3 out of 5
Label: Touch and Go
Produced by: Jim O’Rourke
Longer song titles, creative packaging, and a switch from Albini to O’Rourke on production: this all tracks.
Storm&Stress’ first, self-titled album is surely an acquired taste, and then it’s also one of the most brilliantly brittle art-rock jams of all time, anti-whatever you were expecting of a Don Cab splinter, but perfectly musical and memorable once you gave it time to work its magic; it’s exactly the kind of disc that maybe seems relatively impenetrable at first, but opens up the more you spin it.

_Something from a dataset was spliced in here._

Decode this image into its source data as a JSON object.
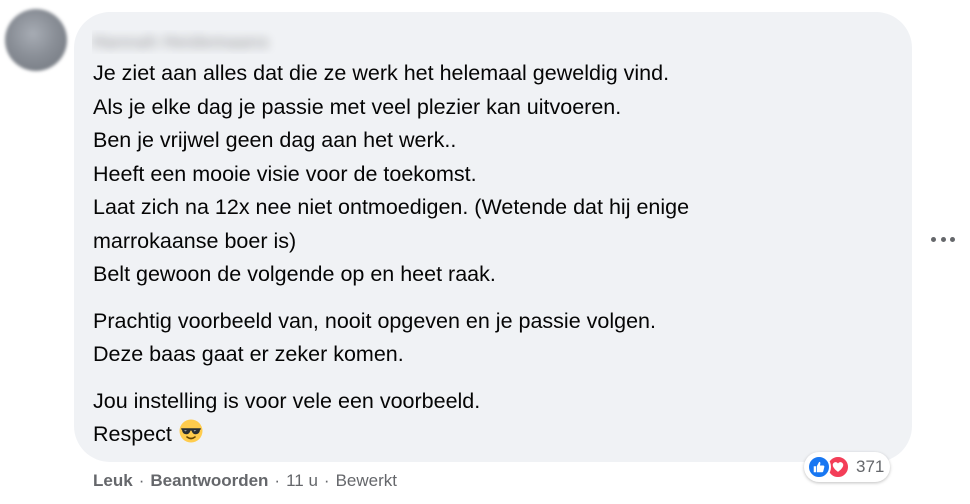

With a group like this – one very much going against the grain – it’s inevitable that a followup album is hard-pressed to find a balance of “more of the same” and “different.” Perhaps logically, the group chose to disassemble their scattered sound of pit-a-pat drums and tip-a-tap guitar and sputtered bass notes even more, and there’s definitely a version of that first experience again found here: a lack of structure gains structure the more you go through the disc. However, Under Thunder oddly feels less challenging in a way, even though you could say Storm&Stress has pushed the musicality even further to the borders of the album. It’s only towards the disc’s concluding two tracks that we get a “break” resembling something like the distorted punctuations on the previous disc, though here it’s presented more by the guitars and drumming aligning, and not so much as an increase in volume or pace. This is a very worthwhile peak, which isn’t to say that what’s come before isn’t worthwhile, but whenever I get to that point on this album, it definitely makes me wish that we had more of that across its 40 minutes. Elsewhere, tracks don’t congeal into songs, but rather pieces of them, drifting into one another. I really like some of the subtle touches – the vague feedback or perhaps tape manipulations that give the minimalism shape – but even that doesn’t feel pushed quite enough to make it more immersive. It’s less challenging because this all feels closer to an improv jazz session, with Kevin Shea’s drums more frequently representing a rolling style befitting that tag, and Ian Williams’ guitar very, very close to the chill prettiness that was frequent on American Don, but without any hooks. Erich Emm’s bass still adds a nice contrast, but under O’Rourke’s hand, that’s very much smoothed out – the change in producers is perhaps the most telling element, as we get much, much closer to jam than post-rock here.
I can’t say another experience like the first album would’ve seemed “right,” and the general direction of Under Thunder & Fluorescent Lights is righter than it’s wrong, but the majority of it ends up sounding like the warmup for an album that could’ve been, and also maybe sounds similar enough to some other improv stuff out there to make it less essential than before. I still visit this on occasion, especially to appreciate the overall journey to some excellent final tracks, but, to me, it doesn’t leave a lasting impact.